Methanol production remains a critical component of T&T’s downstream energy sector, contributing significantly to manufacturing output, foreign exchange earnings, and employment. Leveraging its natural gas resources, the country has established itself as one of the world’s leading exporters of methanol, with production largely oriented toward international markets. As a value-added, gas-based industry, methanol plays an important role in supporting industrial activity beyond the extractive industry.
At present, there are three methanol producers and eight methanol facilities in Trinidad—six of which are currently operational. Production is concentrated at the Point Lisas Industrial Estate, where established infrastructure and access to natural gas have supported large-scale operations for several decades.
The first methanol plant started up at Point Lisas in 1984, and since then, six other facilities have been built there. The most recent plant, the Caribbean Gas Chemical Limited (CGCL) facility, was built in 2020 and is located in La Brea. In 2025, the main producers were Proman, Methanex and CGCL.
Historical production data illustrate that methanol output has fluctuated over the past decade, with periods of both recovery and decline. As shown in Figure 1, production levels between 2014 and 2024 reflected variability linked to plant utilisation, maintenance cycles, and—more critically—the availability of natural gas feedstock.
Methanol production in 2025 is estimated to be lower relative to earlier years as several facilities were offline towards the end of 2024 and into 2025.
Despite the resilience of the production base, natural gas supply constraints continue to represent the most significant challenge facing methanol producers in T&T.
Periodic gas shortfalls have resulted in reduced utilisation rates across downstream facilities, affecting methanol output and export volumes.
Declines in natural gas production and subsequent availability have led to plants being idled in T&T, including Methanex’s Atlas plant—their largest facility in T&T and Proman’s TTMC1 facility.
Producers remain exposed to global methanol price cycles, with revenues influenced by international demand conditions and competition from lower-cost producers, particularly those benefitting from shale gas developments in the US and large-scale capacity expansions in the Middle East.
At the same time, emerging opportunities are reshaping the outlook for methanol beyond its traditional role as a chemical feedstock.
Globally, methanol is increasingly being considered as an alternative fuel for transport, particularly within the maritime sector, as shipping companies seek to comply with tightening emissions regulations.
Regionally, Methanex and Proman have supported this transition by demonstrating methanol’s practicality and safety. Methanex completed the Caribbean’s first ship to ship methanol bunkering demonstration in 2024 and in partnership with National Energy and The University of the West Indies, concluded a three-year M15 gasoline blend pilot in 2025, with positive results.

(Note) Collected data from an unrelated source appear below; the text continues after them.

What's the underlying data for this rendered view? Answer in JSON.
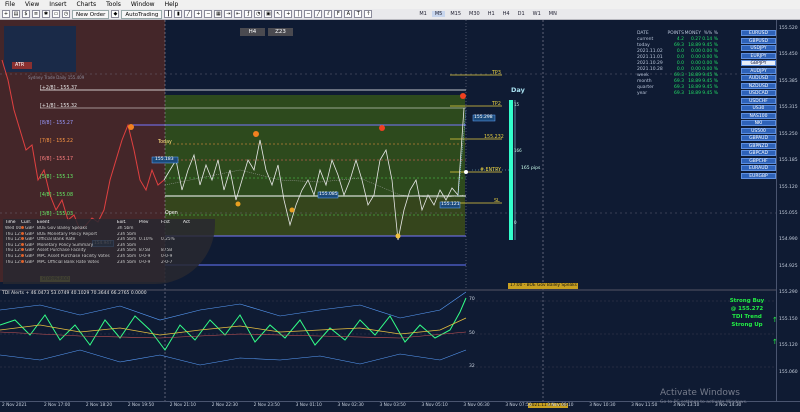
{
  "menu": [
    "File",
    "View",
    "Insert",
    "Charts",
    "Tools",
    "Window",
    "Help"
  ],
  "toolbar": {
    "new_order": "New Order",
    "autotrading": "AutoTrading",
    "timeframes": [
      "M1",
      "M5",
      "M15",
      "M30",
      "H1",
      "H4",
      "D1",
      "W1",
      "MN"
    ],
    "active_timeframe": "M5"
  },
  "chart": {
    "header_boxes": [
      "H4",
      "Z23"
    ],
    "atr_label": "ATR",
    "subtitle": "Sydney Trade Daily  155.409",
    "today": "Today",
    "open": "Open",
    "levels": [
      {
        "label": "[+2/8] - 155.37",
        "color": "#ffffff"
      },
      {
        "label": "[+1/8] - 155.32",
        "color": "#ffffff"
      },
      {
        "label": "[8/8] - 155.27",
        "color": "#7777ff"
      },
      {
        "label": "[7/8] - 155.22",
        "color": "#ff9944"
      },
      {
        "label": "[6/8] - 155.17",
        "color": "#ff6666"
      },
      {
        "label": "[5/8] - 155.13",
        "color": "#55dd55"
      },
      {
        "label": "[4/8] - 155.08",
        "color": "#55dd55"
      },
      {
        "label": "[3/8] - 155.03",
        "color": "#55dd55"
      }
    ],
    "tp_labels": [
      "TP3",
      "TP2",
      "155.232",
      "# ENTRY",
      "SL"
    ],
    "price_boxes": [
      "155.298",
      "155.183",
      "155.085",
      "155.121"
    ],
    "day_label": "Day",
    "pips": "165 pips",
    "side_nums": [
      "15",
      "166",
      "0"
    ],
    "news_strip": "17:00 - BOE Gov Bailey Speaks",
    "stop_badge": "STOP/PERIOD",
    "buttons_sample": [
      "154.947"
    ]
  },
  "stats": {
    "header": [
      "DATE",
      "POINTS",
      "MONEY",
      "%%  %"
    ],
    "rows": [
      [
        "current",
        "4.2",
        "0.27",
        "0.14 %"
      ],
      [
        "today",
        "69.3",
        "18.89",
        "9.45 %"
      ],
      [
        "2021.11.02",
        "0.0",
        "0.00",
        "0.00 %"
      ],
      [
        "2021.11.01",
        "0.0",
        "0.00",
        "0.00 %"
      ],
      [
        "2021.10.29",
        "0.0",
        "0.00",
        "0.00 %"
      ],
      [
        "2021.10.28",
        "0.0",
        "0.00",
        "0.00 %"
      ],
      [
        "week",
        "69.3",
        "18.89",
        "9.45 %"
      ],
      [
        "month",
        "69.3",
        "18.89",
        "9.45 %"
      ],
      [
        "quarter",
        "69.3",
        "18.89",
        "9.45 %"
      ],
      [
        "year",
        "69.3",
        "18.89",
        "9.45 %"
      ]
    ]
  },
  "symbols": [
    "EURUSD",
    "GBPUSD",
    "USDJPY",
    "EURJPY",
    "GBPJPY",
    "AUDJPY",
    "AUDUSD",
    "NZDUSD",
    "USDCAD",
    "USDCHF",
    "US30",
    "NAS100",
    "NKI",
    "US500",
    "GBPAUD",
    "GBPNZD",
    "GBPCAD",
    "GBPCHF",
    "EURAUD",
    "EURGBP"
  ],
  "selected_symbol": "GBPJPY",
  "news": {
    "headers": [
      "Time",
      "Curr.",
      "Event",
      "Exit.",
      "Prev",
      "Fcst",
      "Act"
    ],
    "rows": [
      [
        "Wed 00:00",
        "GBP",
        "BOE Gov Bailey Speaks",
        "3h 5bm",
        "",
        "",
        ""
      ],
      [
        "Thu 12:00",
        "GBP",
        "BOE Monetary Policy Report",
        "23h 5bm",
        "",
        "",
        ""
      ],
      [
        "Thu 12:00",
        "GBP",
        "Official Bank Rate",
        "23h 5bm",
        "0.10%",
        "0.25%",
        ""
      ],
      [
        "Thu 12:00",
        "GBP",
        "Monetary Policy Summary",
        "23h 5bm",
        "",
        "",
        ""
      ],
      [
        "Thu 12:00",
        "GBP",
        "Asset Purchase Facility",
        "23h 5bm",
        "875B",
        "875B",
        ""
      ],
      [
        "Thu 12:00",
        "GBP",
        "MPC Asset Purchase Facility Votes",
        "23h 5bm",
        "0-0-9",
        "0-0-9",
        ""
      ],
      [
        "Thu 12:00",
        "GBP",
        "MPC Official Bank Rate Votes",
        "23h 5bm",
        "0-0-9",
        "2-0-7",
        ""
      ]
    ]
  },
  "indicator": {
    "title": "TDI Alerts + 46.0473 53.0749 40.1029 70.3644 66.2765 0.0000",
    "levels": [
      "70",
      "50",
      "32"
    ],
    "signal_lines": [
      "Strong Buy",
      "@ 155.272",
      "TDI Trend",
      "Strong Up"
    ]
  },
  "price_axis": [
    "155.520",
    "155.450",
    "155.385",
    "155.315",
    "155.250",
    "155.185",
    "155.120",
    "155.055",
    "154.990",
    "154.925",
    "155.290",
    "155.150",
    "155.120",
    "155.060"
  ],
  "time_axis": [
    "2 Nov 2021",
    "2 Nov 17:00",
    "2 Nov 18:20",
    "2 Nov 19:50",
    "2 Nov 21:10",
    "2 Nov 22:30",
    "2 Nov 23:50",
    "3 Nov 01:10",
    "3 Nov 02:30",
    "3 Nov 03:50",
    "3 Nov 05:10",
    "3 Nov 06:30",
    "3 Nov 07:50",
    "3 Nov 09:10",
    "3 Nov 10:30",
    "3 Nov 11:50",
    "3 Nov 13:10",
    "3 Nov 14:30"
  ],
  "time_marker": "2021.11.03 15:00",
  "watermark": {
    "title": "Activate Windows",
    "sub": "Go to PC settings to activate Windows."
  },
  "colors": {
    "bg": "#0f1b33",
    "green_zone": "#2f4d1c",
    "red_zone": "#4a2828",
    "buy": "#22ee44"
  }
}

Proman has similarly emphasised methanol’s potential in marine fuel and power generation applications, reflecting the broader industry trend of expanding methanol’s role within the global energy transition
These opportunities were further underscored during discussions at the recent T&T Energy Conference, including a session focused on collaboration to create a low-carbon marine bunkering industry in the Caribbean. The session highlighted growing interest in alternative marine fuels, such as methanol, and the importance of regional collaboration, infrastructure development, and regulatory alignment.
Given T&T’s strategic location along major shipping routes and its existing port and energy infrastructure, the development of methanol bunkering facilities has been identified as a potential pathway for expanding the country’s participation in emerging maritime fuel markets.
Methanol production in T&T remains strategically important, both as a source of export earnings and as a platform for accessing new markets linked to lower-carbon energy solutions. Longer-term opportunities exist to monetise methanol through expanded fuel applications, including marine bunkering and power generation.
Realising these opportunities will require coordinated action across the energy value chain, combining upstream gas development, downstream investment, and supportive policy frameworks to enhance resilience and competitiveness.